= Adrian Harrington =

British bookseller

Adrian Harrington (born 1948, Chelsea, England) is an antiquarian bookseller, a past president of the Antiquarian Booksellers Association (ABA), 2001–2003, and a recent past president of the International League of Antiquarian Booksellers (ILAB). He has exhibited at major international book fairs in America, Canada, Hong Kong, Britain and Ireland, and between 2000 and 2010 Harrington was the chairman of Britain's leading rare book event, the summer ABA Book Fair at Olympia, London.
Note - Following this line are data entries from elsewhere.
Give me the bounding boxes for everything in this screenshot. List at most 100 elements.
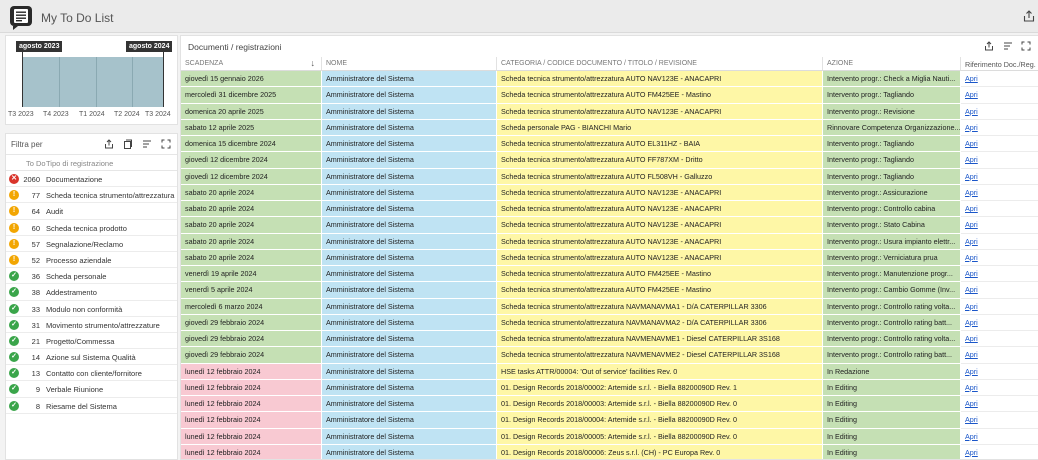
filter-icon[interactable] (1003, 41, 1013, 51)
filter-icon[interactable] (142, 139, 152, 149)
filter-item[interactable]: ✓ 14 Azione sul Sistema Qualità (6, 349, 177, 366)
filter-item[interactable]: ! 52 Processo aziendale (6, 252, 177, 269)
table-row[interactable]: giovedì 15 gennaio 2026 Amministratore de… (181, 71, 1038, 88)
open-link[interactable]: Apri (961, 379, 1038, 396)
filter-item[interactable]: ! 60 Scheda tecnica prodotto (6, 220, 177, 236)
open-link[interactable]: Apri (961, 71, 1038, 88)
table-row[interactable]: lunedì 12 febbraio 2024 Amministratore de… (181, 363, 1038, 380)
open-link[interactable]: Apri (961, 428, 1038, 445)
filter-item[interactable]: ! 64 Audit (6, 203, 177, 220)
table-row[interactable]: sabato 12 aprile 2025 Amministratore del … (181, 119, 1038, 136)
open-link[interactable]: Apri (961, 184, 1038, 201)
cell-action: Intervento progr.: Manutenzione progr... (823, 266, 961, 283)
timeline-end-handle[interactable] (163, 52, 164, 107)
filter-item[interactable]: ✓ 8 Riesame del Sistema (6, 398, 177, 414)
table-row[interactable]: giovedì 29 febbraio 2024 Amministratore d… (181, 347, 1038, 364)
cell-category: Scheda tecnica strumento/attrezzatura AU… (497, 233, 823, 250)
table-row[interactable]: domenica 20 aprile 2025 Amministratore de… (181, 103, 1038, 120)
filter-item[interactable]: ✓ 21 Progetto/Commessa (6, 333, 177, 350)
open-link[interactable]: Apri (961, 168, 1038, 185)
open-link[interactable]: Apri (961, 314, 1038, 331)
share-icon[interactable] (104, 139, 114, 149)
table-row[interactable]: domenica 15 dicembre 2024 Amministratore … (181, 136, 1038, 153)
cell-due: giovedì 15 gennaio 2026 (181, 71, 322, 88)
timeline-start-handle[interactable] (22, 52, 23, 107)
expand-icon[interactable] (1021, 41, 1031, 51)
filter-list: ✕ 2060 Documentazione! 77 Scheda tecnica str… (6, 171, 177, 414)
filter-item[interactable]: ✓ 38 Addestramento (6, 284, 177, 301)
filter-item[interactable]: ✓ 13 Contatto con cliente/fornitore (6, 365, 177, 382)
filter-item[interactable]: ✓ 9 Verbale Riunione (6, 381, 177, 398)
timeline-range-bar[interactable] (22, 57, 163, 107)
table-row[interactable]: giovedì 12 dicembre 2024 Amministratore d… (181, 168, 1038, 185)
column-header-category[interactable]: CATEGORIA / CODICE DOCUMENTO / TITOLO / … (497, 57, 823, 71)
open-link[interactable]: Apri (961, 396, 1038, 413)
open-link[interactable]: Apri (961, 412, 1038, 429)
open-link[interactable]: Apri (961, 347, 1038, 364)
expand-icon[interactable] (161, 139, 171, 149)
column-header-reference[interactable]: Riferimento Doc./Reg. (961, 57, 1038, 71)
table-row[interactable]: giovedì 29 febbraio 2024 Amministratore d… (181, 314, 1038, 331)
open-link[interactable]: Apri (961, 119, 1038, 136)
table-row[interactable]: lunedì 12 febbraio 2024 Amministratore de… (181, 396, 1038, 413)
open-link[interactable]: Apri (961, 87, 1038, 104)
open-link[interactable]: Apri (961, 233, 1038, 250)
table-row[interactable]: giovedì 29 febbraio 2024 Amministratore d… (181, 331, 1038, 348)
table-row[interactable]: lunedì 12 febbraio 2024 Amministratore de… (181, 428, 1038, 445)
cell-action: In Editing (823, 412, 961, 429)
cell-category: Scheda tecnica strumento/attrezzatura AU… (497, 217, 823, 234)
filter-item[interactable]: ✓ 31 Movimento strumento/attrezzature (6, 317, 177, 333)
cell-action: Intervento progr.: Usura impianto elettr… (823, 233, 961, 250)
filter-item-count: 31 (31, 320, 40, 330)
cell-action: Intervento progr.: Assicurazione (823, 184, 961, 201)
table-row[interactable]: sabato 20 aprile 2024 Amministratore del … (181, 233, 1038, 250)
table-row[interactable]: venerdì 5 aprile 2024 Amministratore del … (181, 282, 1038, 299)
filter-item-label: Documentazione (46, 175, 103, 184)
open-link[interactable]: Apri (961, 266, 1038, 283)
filter-item-label: Processo aziendale (46, 255, 112, 265)
table-row[interactable]: lunedì 12 febbraio 2024 Amministratore de… (181, 379, 1038, 396)
column-header-action[interactable]: AZIONE (823, 57, 961, 71)
table-row[interactable]: sabato 20 aprile 2024 Amministratore del … (181, 184, 1038, 201)
filter-item-label: Scheda tecnica prodotto (46, 223, 127, 233)
open-link[interactable]: Apri (961, 444, 1038, 459)
table-row[interactable]: mercoledì 6 marzo 2024 Amministratore del… (181, 298, 1038, 315)
filter-item[interactable]: ✕ 2060 Documentazione (6, 171, 177, 188)
timeline-slicer[interactable]: agosto 2023 agosto 2024 T3 2023 T4 2023 … (5, 35, 178, 125)
open-link[interactable]: Apri (961, 331, 1038, 348)
table-row[interactable]: venerdì 19 aprile 2024 Amministratore del… (181, 266, 1038, 283)
filter-item[interactable]: ✓ 33 Modulo non conformità (6, 301, 177, 317)
open-link[interactable]: Apri (961, 103, 1038, 120)
table-row[interactable]: sabato 20 aprile 2024 Amministratore del … (181, 201, 1038, 218)
open-link[interactable]: Apri (961, 152, 1038, 169)
column-header-todo[interactable]: To Do (26, 159, 46, 168)
open-link[interactable]: Apri (961, 282, 1038, 299)
open-link[interactable]: Apri (961, 136, 1038, 153)
column-header-due[interactable]: SCADENZA ↓ (181, 57, 322, 71)
open-link[interactable]: Apri (961, 201, 1038, 218)
share-icon[interactable] (984, 41, 994, 51)
copy-icon[interactable] (123, 139, 133, 149)
open-link[interactable]: Apri (961, 298, 1038, 315)
cell-action: Intervento progr.: Tagliando (823, 87, 961, 104)
open-link[interactable]: Apri (961, 363, 1038, 380)
table-row[interactable]: lunedì 12 febbraio 2024 Amministratore de… (181, 444, 1038, 459)
sort-arrow-icon[interactable]: ↓ (311, 58, 316, 68)
filter-item-count: 13 (31, 369, 40, 379)
filter-item[interactable]: ✓ 36 Scheda personale (6, 268, 177, 285)
cell-due: mercoledì 6 marzo 2024 (181, 298, 322, 315)
table-row[interactable]: lunedì 12 febbraio 2024 Amministratore de… (181, 412, 1038, 429)
app-title: My To Do List (41, 11, 114, 25)
open-link[interactable]: Apri (961, 249, 1038, 266)
table-row[interactable]: mercoledì 31 dicembre 2025 Amministratore… (181, 87, 1038, 104)
table-row[interactable]: sabato 20 aprile 2024 Amministratore del … (181, 217, 1038, 234)
filter-item[interactable]: ! 57 Segnalazione/Reclamo (6, 236, 177, 252)
open-link[interactable]: Apri (961, 217, 1038, 234)
table-row[interactable]: sabato 20 aprile 2024 Amministratore del … (181, 249, 1038, 266)
filter-item-count: 60 (31, 223, 40, 233)
share-icon[interactable] (1023, 10, 1035, 22)
filter-item[interactable]: ! 77 Scheda tecnica strumento/attrezzatura (6, 187, 177, 204)
column-header-type[interactable]: Tipo di registrazione (46, 159, 113, 168)
table-row[interactable]: giovedì 12 dicembre 2024 Amministratore d… (181, 152, 1038, 169)
column-header-name[interactable]: NOME (322, 57, 497, 71)
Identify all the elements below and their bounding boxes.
During his tenure, it was host to opening speakers including authors Jacqueline Wilson, Lynda La Plante, Joanna Lumley, Bob Geldof, Jeremy Paxman, Andrew Marr, Barry Humphries, Frederick Forsyth and former Poet Laureate Sir Andrew Motion.
Harrington has been a regular consultant on rare books for Millers Price Guide, and has been interviewed on book-related matters by the BBC, and Australian Television

==History==

Adrian Harrington was established in the King's Road, Chelsea in 1971, moving to a location in Kensington Church Street in 1997. In 2014, he acquired the historic Hall's Bookshop in Tunbridge Wells and relocated to their premises. He deals in English Literature, first editions and general antiquarian books, and specialises in authors Winston Churchill, Arthur Conan Doyle, Graham Greene, J.K.Rowling and, particularly, Ian Fleming. Harrington's shop is managed by the bibliographer and James Bond archivist Jon Gilbert, who is a member of the Ian Fleming Foundation (IFF) and the Crime Writers' Association (CWA). During the late 1990s and 2000s Adrian Harrington held several book signing events for James Bond novelist Raymond Benson, attended by Ian Fleming's literary agent Peter Janson-Smith, the former chair of Glidrose Publications. Also attending were Doug Redenius, president of the Ian Fleming Foundation, and IFF directors David A. Reinhart and Dave Worrall, and biographer of Ian Fleming Andrew Lycett.
The Adrian Harrington bookshop has also been used to film the 2005 literary-based comedy drama Mrs. Palfrey at the Claremont, starring Joan Plowright and Rupert Friend.

Since 2010 Adrian Harrington has been a publisher, and stockist and distributor for Queen Anne Press publications. In 2022, in partnership with Peter Harrington, Adrian Harrington acquired the significant Ian Fleming archive of manuscript collector Martin Schøyen.